Step 5: Compare Model Performance

Show code
fig, axes = plt.subplots(1, 2, figsize=(14, 5))
colors = {'Shallow': '#ff7f0e', 'Deep': '#1f77b4'}

# Plot training loss
for name, data in history.items():
    axes[0].plot(data['train_loss'], label=name, linewidth=2, color=colors[name])

axes[0].set_xlabel('Epoch', fontsize=12)
axes[0].set_ylabel('Training Loss (MSE)', fontsize=12)
axes[0].set_title('Training Loss Comparison', fontsize=14, fontweight='bold')
axes[0].legend(fontsize=11)
axes[0].grid(True, alpha=0.3)
axes[0].set_yscale('log')

# Plot test loss
for name, data in history.items():
    axes[1].plot(data['test_loss'], label=name, linewidth=2, color=colors[name])

axes[1].set_xlabel('Epoch', fontsize=12)
axes[1].set_ylabel('Test Loss (MSE)', fontsize=12)
axes[1].set_title('Test Loss Comparison', fontsize=14, fontweight='bold')
axes[1].legend(fontsize=11)
axes[1].grid(True, alpha=0.3)
axes[1].set_yscale('log')

plt.tight_layout()
plt.show()

# Print final metrics
print("\nFinal Performance (after {} epochs):".format(n_epochs))
print("-" * 70)
print(f"{'Model':<15} {'Parameters':<15} {'Train Loss':<15} {'Test Loss':<15}")
print("-" * 70)
for name in models.keys():
    params = count_parameters(models[name])
    train_loss = history[name]['train_loss'][-1]
    test_loss = history[name]['test_loss'][-1]
    print(f"{name:<15} {params:<15,} {train_loss:<15.6f} {test_loss:<15.6f}")

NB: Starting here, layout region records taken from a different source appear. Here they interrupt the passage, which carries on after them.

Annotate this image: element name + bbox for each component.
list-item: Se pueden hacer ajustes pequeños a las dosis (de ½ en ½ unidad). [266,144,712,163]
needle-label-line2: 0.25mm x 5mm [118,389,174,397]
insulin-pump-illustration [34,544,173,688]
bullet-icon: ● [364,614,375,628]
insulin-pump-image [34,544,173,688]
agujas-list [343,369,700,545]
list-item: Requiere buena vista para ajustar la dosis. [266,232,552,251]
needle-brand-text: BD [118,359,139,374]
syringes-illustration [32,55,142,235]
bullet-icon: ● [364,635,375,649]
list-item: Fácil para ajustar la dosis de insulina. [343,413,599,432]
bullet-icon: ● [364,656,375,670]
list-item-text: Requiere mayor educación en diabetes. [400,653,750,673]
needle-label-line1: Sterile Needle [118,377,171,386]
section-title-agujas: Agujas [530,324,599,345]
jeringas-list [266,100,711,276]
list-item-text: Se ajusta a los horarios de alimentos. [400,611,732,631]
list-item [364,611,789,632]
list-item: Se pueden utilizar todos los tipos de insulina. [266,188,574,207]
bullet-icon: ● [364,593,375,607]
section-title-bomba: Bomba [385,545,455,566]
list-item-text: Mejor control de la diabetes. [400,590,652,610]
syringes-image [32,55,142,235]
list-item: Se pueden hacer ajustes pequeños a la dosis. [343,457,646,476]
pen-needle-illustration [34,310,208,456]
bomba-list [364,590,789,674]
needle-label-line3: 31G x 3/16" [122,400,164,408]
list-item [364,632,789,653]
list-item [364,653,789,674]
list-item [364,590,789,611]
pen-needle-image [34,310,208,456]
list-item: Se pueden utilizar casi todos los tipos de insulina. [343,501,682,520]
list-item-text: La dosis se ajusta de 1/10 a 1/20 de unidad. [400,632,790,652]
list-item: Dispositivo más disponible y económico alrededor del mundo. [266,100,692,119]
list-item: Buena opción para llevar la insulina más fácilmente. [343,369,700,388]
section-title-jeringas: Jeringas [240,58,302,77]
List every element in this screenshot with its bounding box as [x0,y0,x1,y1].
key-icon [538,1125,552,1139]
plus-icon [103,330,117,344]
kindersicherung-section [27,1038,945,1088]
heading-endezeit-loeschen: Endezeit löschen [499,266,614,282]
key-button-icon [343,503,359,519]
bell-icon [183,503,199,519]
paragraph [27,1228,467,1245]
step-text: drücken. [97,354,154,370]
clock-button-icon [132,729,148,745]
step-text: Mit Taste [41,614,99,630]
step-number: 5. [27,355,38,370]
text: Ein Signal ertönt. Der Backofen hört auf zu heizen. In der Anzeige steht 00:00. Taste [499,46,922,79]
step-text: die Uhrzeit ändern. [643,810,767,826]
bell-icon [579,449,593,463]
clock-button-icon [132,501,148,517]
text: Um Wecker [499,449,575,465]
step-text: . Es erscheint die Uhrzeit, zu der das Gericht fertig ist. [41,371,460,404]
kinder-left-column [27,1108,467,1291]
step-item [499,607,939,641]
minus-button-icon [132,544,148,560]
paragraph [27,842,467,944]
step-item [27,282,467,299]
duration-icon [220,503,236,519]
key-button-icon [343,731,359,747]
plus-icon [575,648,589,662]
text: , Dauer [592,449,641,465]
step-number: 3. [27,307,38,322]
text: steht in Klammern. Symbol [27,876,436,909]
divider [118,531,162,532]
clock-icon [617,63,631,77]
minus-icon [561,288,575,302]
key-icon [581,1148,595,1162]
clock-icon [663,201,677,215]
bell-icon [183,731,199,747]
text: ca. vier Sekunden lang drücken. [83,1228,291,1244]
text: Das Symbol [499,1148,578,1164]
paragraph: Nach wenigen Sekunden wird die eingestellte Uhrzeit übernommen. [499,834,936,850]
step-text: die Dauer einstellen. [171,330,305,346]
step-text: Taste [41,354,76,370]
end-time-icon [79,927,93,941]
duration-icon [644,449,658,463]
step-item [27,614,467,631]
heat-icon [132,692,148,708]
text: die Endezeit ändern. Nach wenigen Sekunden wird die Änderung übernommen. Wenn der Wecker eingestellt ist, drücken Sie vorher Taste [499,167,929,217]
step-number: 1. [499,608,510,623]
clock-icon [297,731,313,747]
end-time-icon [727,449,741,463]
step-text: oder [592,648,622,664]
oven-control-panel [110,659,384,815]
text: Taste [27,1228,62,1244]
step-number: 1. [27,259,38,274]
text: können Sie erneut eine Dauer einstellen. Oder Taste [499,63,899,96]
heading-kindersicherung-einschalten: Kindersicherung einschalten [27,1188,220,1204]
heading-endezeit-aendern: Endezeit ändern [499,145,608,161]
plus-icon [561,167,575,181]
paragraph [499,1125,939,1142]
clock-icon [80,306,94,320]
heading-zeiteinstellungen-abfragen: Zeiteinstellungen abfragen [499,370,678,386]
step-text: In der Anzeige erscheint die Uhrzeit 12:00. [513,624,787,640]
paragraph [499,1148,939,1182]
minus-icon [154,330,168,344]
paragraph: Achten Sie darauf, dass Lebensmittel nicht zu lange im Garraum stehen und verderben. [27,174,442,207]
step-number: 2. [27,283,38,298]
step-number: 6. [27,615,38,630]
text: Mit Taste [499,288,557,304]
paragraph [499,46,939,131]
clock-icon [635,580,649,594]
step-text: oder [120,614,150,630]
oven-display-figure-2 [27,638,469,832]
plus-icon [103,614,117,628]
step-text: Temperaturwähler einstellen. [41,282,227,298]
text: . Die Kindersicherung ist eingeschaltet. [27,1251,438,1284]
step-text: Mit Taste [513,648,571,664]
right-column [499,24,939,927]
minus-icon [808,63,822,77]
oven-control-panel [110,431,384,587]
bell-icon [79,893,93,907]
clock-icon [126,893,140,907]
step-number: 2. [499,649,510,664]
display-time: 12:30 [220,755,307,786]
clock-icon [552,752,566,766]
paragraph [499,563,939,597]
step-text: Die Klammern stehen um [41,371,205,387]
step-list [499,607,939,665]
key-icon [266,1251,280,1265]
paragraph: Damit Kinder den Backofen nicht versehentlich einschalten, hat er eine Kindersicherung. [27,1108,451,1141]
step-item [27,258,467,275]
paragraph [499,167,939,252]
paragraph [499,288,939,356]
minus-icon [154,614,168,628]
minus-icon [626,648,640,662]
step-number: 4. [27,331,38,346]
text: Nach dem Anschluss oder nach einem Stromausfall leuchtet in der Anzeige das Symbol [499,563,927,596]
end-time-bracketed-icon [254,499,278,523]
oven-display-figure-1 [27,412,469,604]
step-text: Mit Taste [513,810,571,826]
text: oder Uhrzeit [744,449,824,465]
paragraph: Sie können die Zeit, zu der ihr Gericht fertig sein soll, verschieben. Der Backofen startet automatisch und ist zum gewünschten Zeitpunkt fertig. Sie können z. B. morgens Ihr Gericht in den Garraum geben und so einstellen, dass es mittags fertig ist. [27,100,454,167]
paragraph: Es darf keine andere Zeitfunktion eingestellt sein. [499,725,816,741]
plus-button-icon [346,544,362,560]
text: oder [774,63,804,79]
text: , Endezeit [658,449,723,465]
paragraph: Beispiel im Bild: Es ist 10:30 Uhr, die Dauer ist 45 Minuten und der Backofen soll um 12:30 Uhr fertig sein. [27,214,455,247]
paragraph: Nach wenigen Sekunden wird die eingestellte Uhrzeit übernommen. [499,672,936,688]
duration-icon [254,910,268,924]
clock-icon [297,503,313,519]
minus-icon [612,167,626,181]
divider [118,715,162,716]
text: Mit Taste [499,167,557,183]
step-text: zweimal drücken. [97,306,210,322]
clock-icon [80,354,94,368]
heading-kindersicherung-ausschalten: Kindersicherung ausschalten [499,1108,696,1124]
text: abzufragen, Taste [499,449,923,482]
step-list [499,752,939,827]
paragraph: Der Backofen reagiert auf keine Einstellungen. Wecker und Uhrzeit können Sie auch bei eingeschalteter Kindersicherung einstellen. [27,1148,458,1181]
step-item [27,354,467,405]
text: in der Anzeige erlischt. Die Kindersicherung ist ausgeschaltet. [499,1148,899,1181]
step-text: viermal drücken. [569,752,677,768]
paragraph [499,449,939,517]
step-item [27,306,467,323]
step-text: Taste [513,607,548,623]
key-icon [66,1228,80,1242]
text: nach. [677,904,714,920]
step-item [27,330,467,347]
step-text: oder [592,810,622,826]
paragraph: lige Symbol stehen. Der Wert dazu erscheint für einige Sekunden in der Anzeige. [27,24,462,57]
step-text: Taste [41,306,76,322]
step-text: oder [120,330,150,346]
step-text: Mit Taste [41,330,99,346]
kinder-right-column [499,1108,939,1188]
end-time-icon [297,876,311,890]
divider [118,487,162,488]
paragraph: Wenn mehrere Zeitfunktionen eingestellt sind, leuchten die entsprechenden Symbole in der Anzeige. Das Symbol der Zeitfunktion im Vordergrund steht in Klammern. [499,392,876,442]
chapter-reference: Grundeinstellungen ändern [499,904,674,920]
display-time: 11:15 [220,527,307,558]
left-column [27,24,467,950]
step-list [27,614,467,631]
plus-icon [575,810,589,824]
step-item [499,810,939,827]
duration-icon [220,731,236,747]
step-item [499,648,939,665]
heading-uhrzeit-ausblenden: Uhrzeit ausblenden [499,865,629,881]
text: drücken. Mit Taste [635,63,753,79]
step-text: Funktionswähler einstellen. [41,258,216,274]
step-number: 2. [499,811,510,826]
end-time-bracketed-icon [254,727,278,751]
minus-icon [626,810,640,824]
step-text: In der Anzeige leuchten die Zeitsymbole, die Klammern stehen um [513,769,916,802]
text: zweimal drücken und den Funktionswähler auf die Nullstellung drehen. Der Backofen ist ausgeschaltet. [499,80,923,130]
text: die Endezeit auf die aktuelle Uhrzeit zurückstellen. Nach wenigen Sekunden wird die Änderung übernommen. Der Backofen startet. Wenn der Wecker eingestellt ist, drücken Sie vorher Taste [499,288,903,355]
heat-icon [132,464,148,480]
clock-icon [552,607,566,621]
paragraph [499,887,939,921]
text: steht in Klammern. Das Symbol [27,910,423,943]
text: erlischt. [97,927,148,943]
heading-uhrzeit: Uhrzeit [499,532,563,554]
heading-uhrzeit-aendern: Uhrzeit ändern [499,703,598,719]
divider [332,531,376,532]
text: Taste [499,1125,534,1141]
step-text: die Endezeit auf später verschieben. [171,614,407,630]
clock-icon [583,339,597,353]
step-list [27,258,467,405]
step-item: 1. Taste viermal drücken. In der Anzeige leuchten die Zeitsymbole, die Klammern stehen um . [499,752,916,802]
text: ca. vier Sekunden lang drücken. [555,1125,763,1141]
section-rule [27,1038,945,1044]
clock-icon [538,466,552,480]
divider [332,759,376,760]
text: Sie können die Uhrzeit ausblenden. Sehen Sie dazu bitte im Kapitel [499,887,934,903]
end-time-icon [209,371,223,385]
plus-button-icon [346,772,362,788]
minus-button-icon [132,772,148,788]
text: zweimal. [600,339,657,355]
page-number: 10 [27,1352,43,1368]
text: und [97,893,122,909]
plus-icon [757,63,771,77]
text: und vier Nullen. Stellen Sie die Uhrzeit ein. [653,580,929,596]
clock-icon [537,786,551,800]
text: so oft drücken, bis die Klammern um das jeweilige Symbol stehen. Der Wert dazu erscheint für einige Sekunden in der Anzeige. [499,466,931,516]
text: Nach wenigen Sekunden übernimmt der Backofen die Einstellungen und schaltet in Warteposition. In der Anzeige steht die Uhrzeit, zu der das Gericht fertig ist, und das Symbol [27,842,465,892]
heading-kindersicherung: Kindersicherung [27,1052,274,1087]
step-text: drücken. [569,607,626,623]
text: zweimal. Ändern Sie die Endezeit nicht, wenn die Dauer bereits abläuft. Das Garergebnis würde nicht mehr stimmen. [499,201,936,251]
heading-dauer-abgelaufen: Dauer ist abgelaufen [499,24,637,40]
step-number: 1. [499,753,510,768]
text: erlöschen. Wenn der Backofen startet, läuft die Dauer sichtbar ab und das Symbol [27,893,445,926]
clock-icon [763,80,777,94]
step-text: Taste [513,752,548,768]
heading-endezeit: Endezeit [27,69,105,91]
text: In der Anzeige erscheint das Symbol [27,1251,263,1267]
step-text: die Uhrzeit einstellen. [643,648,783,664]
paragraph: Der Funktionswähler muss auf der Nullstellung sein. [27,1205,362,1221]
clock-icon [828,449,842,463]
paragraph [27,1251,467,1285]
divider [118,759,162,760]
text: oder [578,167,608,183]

Final Performance (after 500 epochs):
----------------------------------------------------------------------
Model           Parameters      Train Loss      Test Loss      
----------------------------------------------------------------------
Shallow         385             0.000017        0.000022       
Deep            177             0.000012        0.000013       

This experiment demonstrates the practical implications of depth versus width in neural network architecture design, showing how deeper networks can achieve competitive performance with fewer parameters.